Bode mahnt bessere Vorbeugung an

Missbrauchsdebatte: Jugendbischof kritisiert leichtfertigen Umgang mit Tätern in der Vergangenheit

Augsburg/Berlin/Hildesheim/Bonn (DT/KNA) Der Osnabrücker katholische Bischof Franz-Josef Bode hat angesichts der Missbrauchsfälle Fehler der katholischen Kirche eingeräumt. Die Kirche sei in der Vergangenheit offenbar zu leichtfertig mit den Tätern umgegangen, sagte Bode, der auch Vorsitzender der Jugendkommission der Deutschen Bischofskonferenz ist, am Mittwoch im Deutschlandfunk. Nun komme es darauf an, durch verbesserte Vorbeugung und Kommunikation künftig Missbrauch zu verhindern. Nach Einschätzung des Bischofs wurden Täter in den siebziger und achtziger Jahren teilweise einfach in andere Bistümer und Gemeinden versetzt oder zu Exerzitien gedrängt. Dabei sei nicht berücksichtigt worden, dass es sich um teilweise lebenslange Prägungen handele. Zurückhaltend äußerte sich der Bischof zur Frage finanzieller Entschädigungen: Die Kirche könne in erster Linie ein Netzwerk von Hilfen anbieten, um die Opfer zu begleiten und die Erlebnisse aufzuarbeiten.

Skeptisch äußerte sich Bode zu Äußerungen von Bischof Walter Mixa. Der Augsburger Bischof hatte am Dienstag erklärt, an den Übergriffen sei die zunehmende Sexualisierung der Öffentlichkeit in den vergangenen Jahren nicht ganz unschuldig. Bode sagte dazu, richtig sei, dass die Gesellschaft in den vergangenen Jahrzehnten viel sexualisierter geworden sei. Allerdings habe auch die Kirche mit ihrer Sexualmoral nicht immer differenziert genug reagiert. Der Bischof wies zugleich jeden Zusammenhang zwischen der Ehelosigkeit der Priester und den Missbrauchsfällen zurück.
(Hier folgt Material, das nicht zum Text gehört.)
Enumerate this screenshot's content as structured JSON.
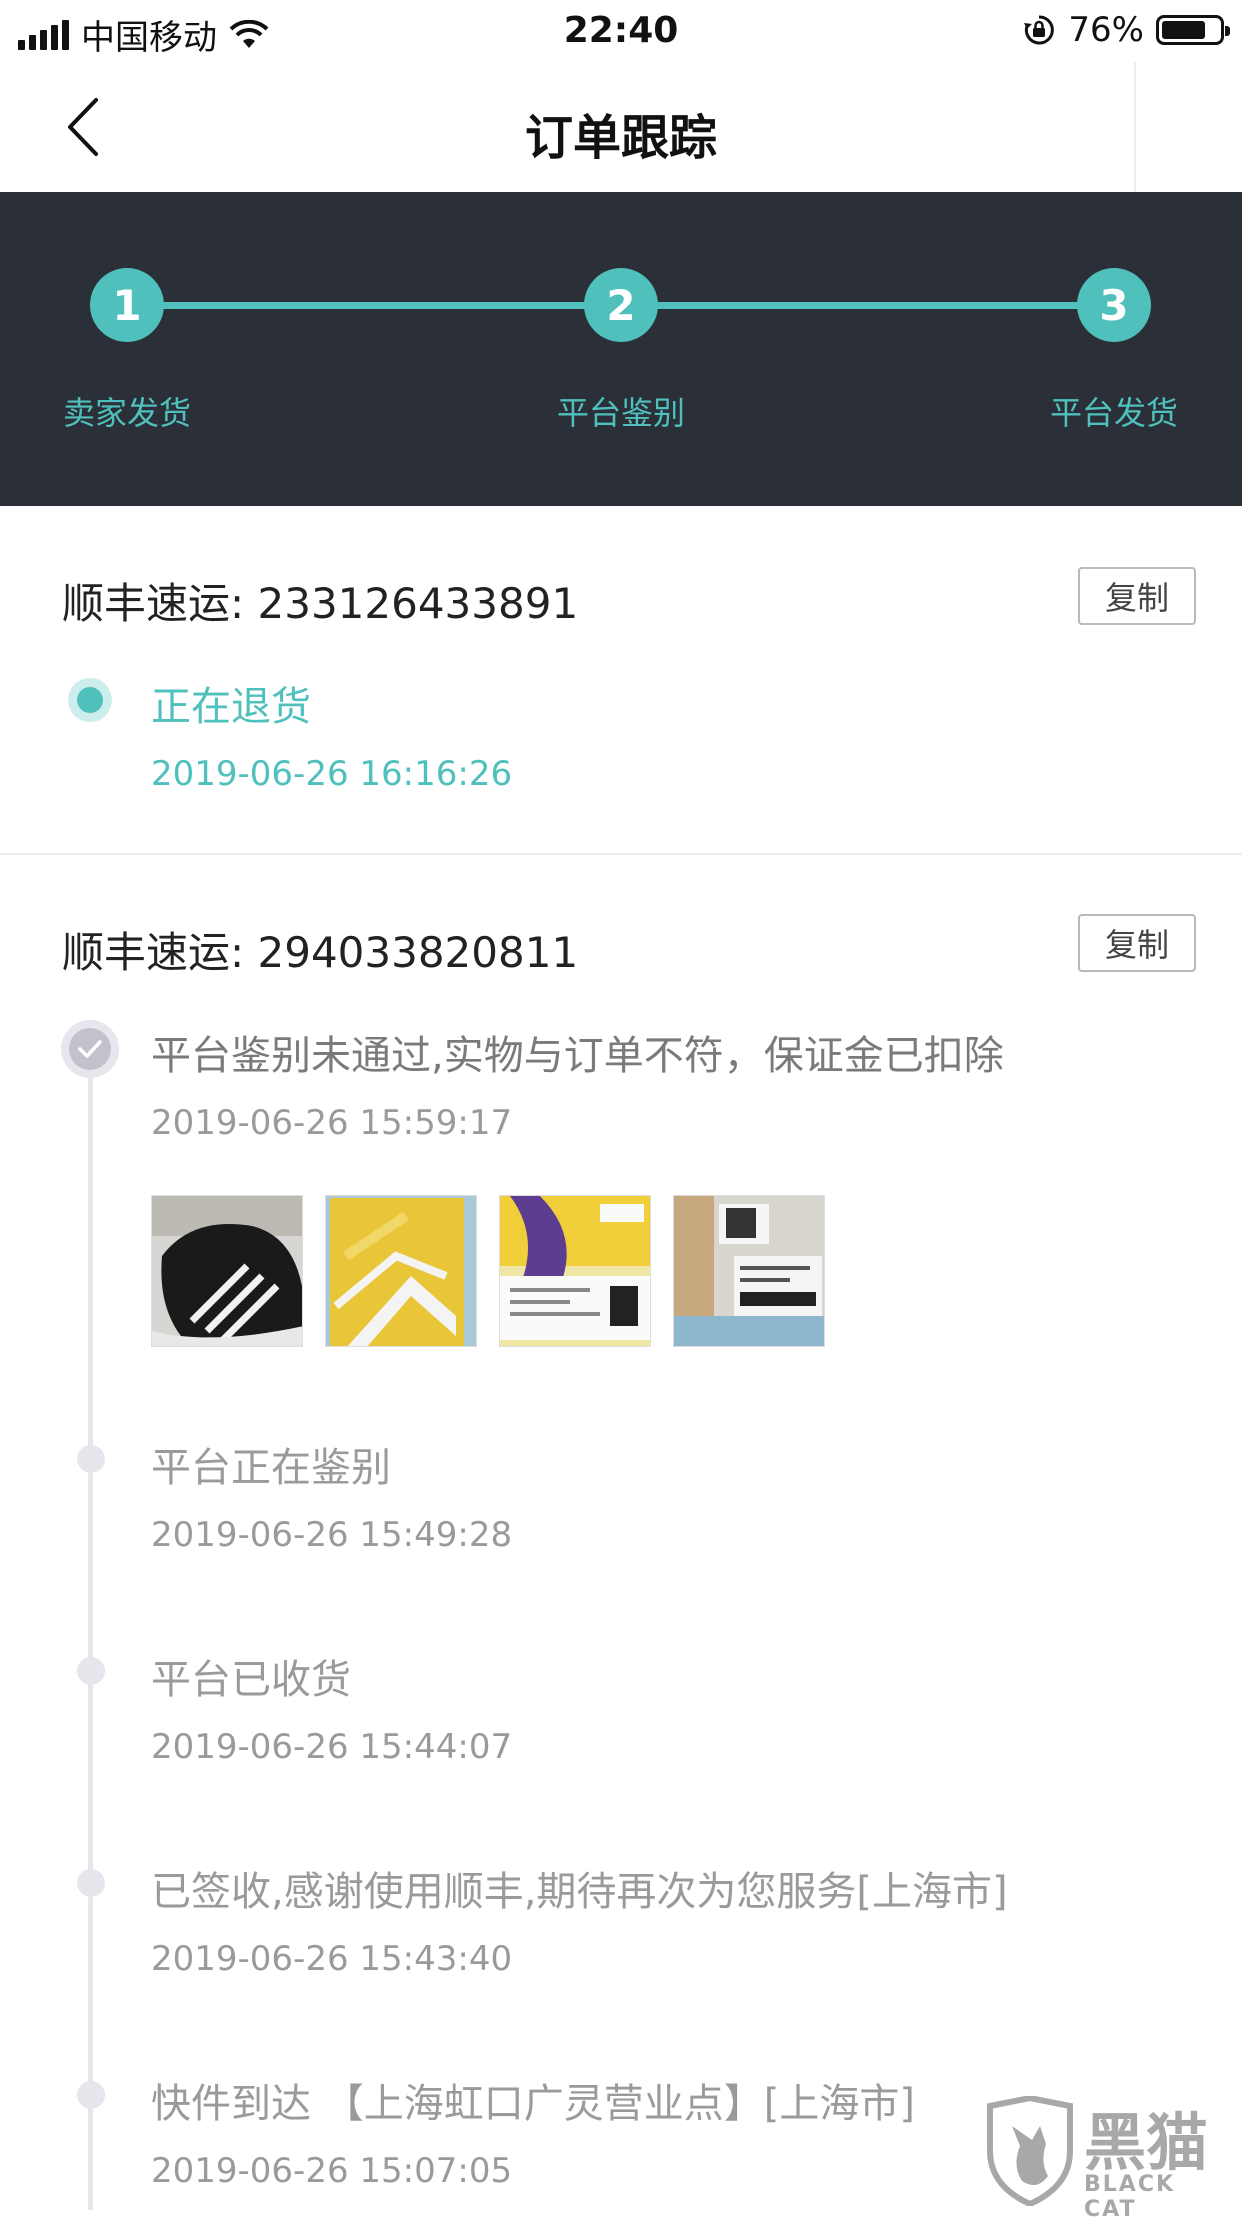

Zugleich hatte Mixa davor gewarnt, Kindesmissbrauch zu einem vornehmlich kirchlichen Problem zu machen. In Deutschland habe es seit 1995 insgesamt mehr als 210 000 polizeilich registrierte Fälle gegeben, sagte der Bischof der „Augsburger Allgemeinen“ vom Dienstag. Der Anteil der Vorkommnisse in kirchlichen Einrichtungen liege dabei in einem „verschwindend geringen“ Promille-Bereich. Das solle aber keinen einzigen Fall verharmlosen, unterstrich der Augsburger Bischof, rücke jedoch die Verhältnisse ins rechte Licht.

Die Grünen kritisierten Mixas Äußerungen scharf. Die Thesen des Augsburger Bischofs seien „historisch absurd“, sagte der Parlamentarische Geschäftsführer der Bundestagsfraktion, Volker Beck, dem Berliner „Tagesspiegel“.

Die Ansprechpartnerin der Jesuiten für Missbrauchsfälle, Ursula Raue, kündigte unterdessen an, an diesem Donnerstag in Berlin einen Zwischenbericht zu den Fällen vorzulegen. Nach Angaben der Rechtsanwältin meldeten sich bislang bei ihr mehr als hundert Opfer aus ganz Deutschland.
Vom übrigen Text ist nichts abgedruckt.